Samuel Malkemus is an interdisciplinary thinker and holistic counselor with a passionate interest in healing personal and collective trauma through a psychospiritual and integrative lens. His doctoral dissertation, “Exploring the Flesh and Blood of Human Nature” examined the role of sexuality and instinct from a transpersonal perspective, bringing together somatic, humanistic, and transpersonal psychologies. Having published numerous articles in these fields, and taught dozens of graduate courses in psychology and consciousness studies, Samuel brings a wealth of experience and knowledge into his work.
Together with Marina T. Romero he is the founder and director of the Institute of Holistic Transformation in Berkeley, CA. A fifth generation Californian who divides his time between California and Spain, Samuel leads courses and seminars in holistic sexuality and transformative education both internationally and in the San Francisco bay area. With a private practice in holistic counseling he is committed to helping his clients find vibrant health by working with body, heart, mind, and spirit.
You can find out more about Samuel at www.instituteofholistictransformation.com
Lewis Mehl-Madrona, MD is the author of “Coyote Medicine”, “Coyote Healing”, and “Coyote Wisdom”, focusing on what Native culture has to offer the modern world. He has also written “Narrative Medicine”; “Healing the Mind through the Power of Story: the Promise of Narrative Psychiatry”; and his most recent book, with Barbara Mainguy, “Remapping Your Mind: The Neuroscience of Self-Transformation through Story”. He graduated from Stanford University School of Medicine and completed his residencies in family medicine and in psychiatry at the University of Vermont College of Medicine. He has been on the faculties of several medical schools, most recently as associate professor of family medicine at the University of New England.
W. Gabriel Selassie I
Gabriel Selassie I is an Assistant Professor of Africana Studies at the California State University, Northridge. Before joining the CSU Northridge campus, he was a Ralph Bunche Distinguished Professor of History, African American Studies, and Religion at Los Angeles City College. Gabriel’s academic specialization is 19th and 20th century African American intellectual and cultural history, modern and traditional African cultures, Caribbean history, and cultural patrimony/heritage.

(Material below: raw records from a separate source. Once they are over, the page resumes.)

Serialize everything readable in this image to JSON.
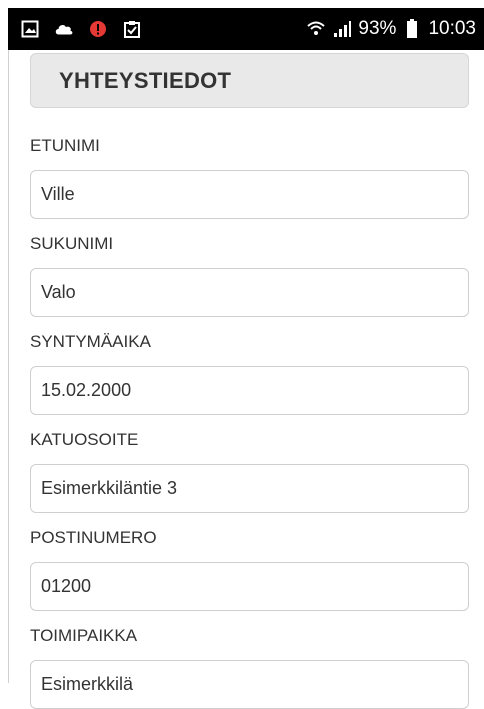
{
  "status_bar": {
    "icons_left": [
      "image-icon",
      "cloud-icon",
      "alert-icon",
      "clipboard-check-icon"
    ],
    "battery": "93%",
    "time": "10:03"
  },
  "section": {
    "title": "YHTEYSTIEDOT"
  },
  "fields": [
    {
      "label": "ETUNIMI",
      "value": "Ville"
    },
    {
      "label": "SUKUNIMI",
      "value": "Valo"
    },
    {
      "label": "SYNTYMÄAIKA",
      "value": "15.02.2000"
    },
    {
      "label": "KATUOSOITE",
      "value": "Esimerkkiläntie 3"
    },
    {
      "label": "POSTINUMERO",
      "value": "01200"
    },
    {
      "label": "TOIMIPAIKKA",
      "value": "Esimerkkilä"
    }
  ],
  "colors": {
    "status_bar_bg": "#000000",
    "alert": "#e53935",
    "header_bg": "#e9e9e9"
  }
}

Gabriel earned a Ph.D. and M.A. in History from the Claremont Graduate University. Gabriel also earned an M.A.s in African American studies from UCLA, in theology from the University of Notre Dame and public history and historic preservation from California State University at Dominguez Hills and a Bachelor of Architecture degree with a minor in Civil Engineering from Prairie View A & M University of Texas.
Gabriel is the Western region Associate Editor of Alpha Phi Alpha Fraternity Inc., Sphinx Magazine. He is a member of Phi Alpha Theta national history honor society.
Julie Raymond Yakoubian
Julie Raymond-Yakoubian is the Social Science Program Director for Kawerak, Inc. Kawerak is located in Nome, AK and is the Alaska Native non-profit Tribal consortium for the 20 federally recognized Tribes of the Bering Strait region of Alaska.
Julie has been living and working in Alaska for over 20 years, and working in the Bering Strait region for over 10 years.
Her work is currently focused on collaborations with Tribes on topics such as the connections between subsistence and identity, the cultural importance and meaning of non-ordinary experiences and knowledge, a variety of Traditional Knowledge documentation and Knowledge application projects, and work on Tribal research sovereignty – including protocols, guidelines, and toolkits related to research. Julie has a PhD and M.A. in Anthropology as well as an M.A. in Northern Studies from the University of Alaska Fairbanks.